To tackle this overarching research question, we propose the following five major research thrusts that lead to an end-to-end modeling and simulation capability that allows a “what-if” platform for asking metric-driven questions about the capabilities of potential hybrid HPC-neuromorphic supercomputer system designs. These core research thrusts (CRTs) include:

  1. Design and implementation of discrete-event neuromorphic processor models that can be efficiently executed on a massively parallel supercomputer.
  2. Design and implementation of integrated perceptual and mined data processing algorithms that can execute on a prototype neural network architecture / simulated neuromorphic chip. Potential scenarios inclu de: (i) streaming failure sensor data coupled with HPC application hardware performance data that will provide a self-aware capability and improve the system’s detection and resilence to component failures; (ii) mining of performance pattern data from live running HPC applications that may help improve application execution time and lower overall power consumption.
  3. Design and implementation of hybrid CPU, GPU, neuromorphic node models that can be efficiently executed on a massively parallel supercomputer.
  4. Design and implementation of HPC network models to access their ability to meet the latency and bandwidth demands of hybrid CPU, GPU and neuromorphic compute nodes.
  5. Design and implementation of a live demonstration experiment that links the “AMOS” Blue Gene/Q supercomputer located at the CCI with a live field experiment running at AFRL. This demonstration would connect a massively parallel ROSS simulation with the live field experiment via the DREN/NYSERNet highperformance network links that is available at both research sites.

To provide this end-to-end system simulation capability, these models will be implemented on top of the massively parallel ROSS simulation engine.

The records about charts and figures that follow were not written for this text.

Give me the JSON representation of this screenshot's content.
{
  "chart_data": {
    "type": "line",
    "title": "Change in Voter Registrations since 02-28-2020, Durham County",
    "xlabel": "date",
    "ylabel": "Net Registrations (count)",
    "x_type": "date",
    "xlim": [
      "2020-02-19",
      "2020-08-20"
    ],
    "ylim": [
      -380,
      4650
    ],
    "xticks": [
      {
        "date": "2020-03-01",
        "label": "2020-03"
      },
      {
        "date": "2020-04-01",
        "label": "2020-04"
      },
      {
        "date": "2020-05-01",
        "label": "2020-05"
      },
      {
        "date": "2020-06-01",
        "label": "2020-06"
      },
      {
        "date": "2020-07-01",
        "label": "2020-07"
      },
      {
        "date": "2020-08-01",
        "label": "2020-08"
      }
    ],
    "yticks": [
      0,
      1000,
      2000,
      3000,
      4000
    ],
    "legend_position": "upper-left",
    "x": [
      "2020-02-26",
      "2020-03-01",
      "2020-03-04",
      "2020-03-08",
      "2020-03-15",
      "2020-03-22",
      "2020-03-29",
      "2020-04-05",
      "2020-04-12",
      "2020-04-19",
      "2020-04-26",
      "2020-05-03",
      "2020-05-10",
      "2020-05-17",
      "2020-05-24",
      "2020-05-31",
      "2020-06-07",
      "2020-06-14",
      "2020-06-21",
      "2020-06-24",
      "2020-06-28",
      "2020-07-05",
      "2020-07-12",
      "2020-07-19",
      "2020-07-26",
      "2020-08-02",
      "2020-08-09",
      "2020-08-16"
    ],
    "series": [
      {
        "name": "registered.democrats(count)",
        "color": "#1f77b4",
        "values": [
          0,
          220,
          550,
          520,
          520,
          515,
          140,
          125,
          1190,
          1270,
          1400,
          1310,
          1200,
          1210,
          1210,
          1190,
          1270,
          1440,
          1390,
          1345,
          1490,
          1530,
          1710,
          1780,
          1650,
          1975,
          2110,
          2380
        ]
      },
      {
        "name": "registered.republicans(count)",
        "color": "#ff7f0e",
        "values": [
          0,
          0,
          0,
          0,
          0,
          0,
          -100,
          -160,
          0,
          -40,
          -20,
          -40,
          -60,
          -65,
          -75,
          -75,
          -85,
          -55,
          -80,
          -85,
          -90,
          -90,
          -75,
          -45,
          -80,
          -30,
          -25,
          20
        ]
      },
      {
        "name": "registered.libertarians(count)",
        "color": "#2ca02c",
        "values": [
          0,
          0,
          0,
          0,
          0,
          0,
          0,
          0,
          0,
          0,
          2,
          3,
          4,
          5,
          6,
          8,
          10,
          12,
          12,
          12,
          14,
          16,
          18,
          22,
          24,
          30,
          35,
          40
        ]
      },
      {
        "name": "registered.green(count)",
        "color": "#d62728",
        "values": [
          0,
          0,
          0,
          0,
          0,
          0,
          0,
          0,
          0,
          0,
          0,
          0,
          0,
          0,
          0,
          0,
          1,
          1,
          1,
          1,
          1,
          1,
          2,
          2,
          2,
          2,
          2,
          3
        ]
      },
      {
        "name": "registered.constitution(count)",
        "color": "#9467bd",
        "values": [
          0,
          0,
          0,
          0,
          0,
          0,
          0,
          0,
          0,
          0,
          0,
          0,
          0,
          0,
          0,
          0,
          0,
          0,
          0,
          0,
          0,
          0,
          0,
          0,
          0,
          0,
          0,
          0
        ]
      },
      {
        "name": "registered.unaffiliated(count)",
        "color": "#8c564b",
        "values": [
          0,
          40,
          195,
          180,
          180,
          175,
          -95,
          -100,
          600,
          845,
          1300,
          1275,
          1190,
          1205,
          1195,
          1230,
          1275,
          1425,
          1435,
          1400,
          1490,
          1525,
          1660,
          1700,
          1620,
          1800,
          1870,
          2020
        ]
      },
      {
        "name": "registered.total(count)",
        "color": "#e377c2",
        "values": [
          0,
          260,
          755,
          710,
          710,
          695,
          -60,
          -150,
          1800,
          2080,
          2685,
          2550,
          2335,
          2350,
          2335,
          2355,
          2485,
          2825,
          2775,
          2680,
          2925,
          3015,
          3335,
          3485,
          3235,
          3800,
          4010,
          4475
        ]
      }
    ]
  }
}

Consequently, we will leverage existing investments in supercomputer systems (both at Rensselaer and AFRL) to create a high-fidelity, hybrid-architecture, co-design analysis tool that will enable the understanding of key architectural trade-offs. Currently, no such capability exists. This proposal represents a three-year collaboration between Rensselaer’s Center for Computational Innovations which houses our 5-rack Blue Gene/Q “AMOS” supercomputer system and the newly formed Institute for the Exploration of Data and Applications (IDEA). IDEA’s mission is to serve as an enabler for research across Rensselaer via the development of critical computational methodologies including data-intensive supercomputing, large-scale agent-based simulation, and cognitive computing technologies.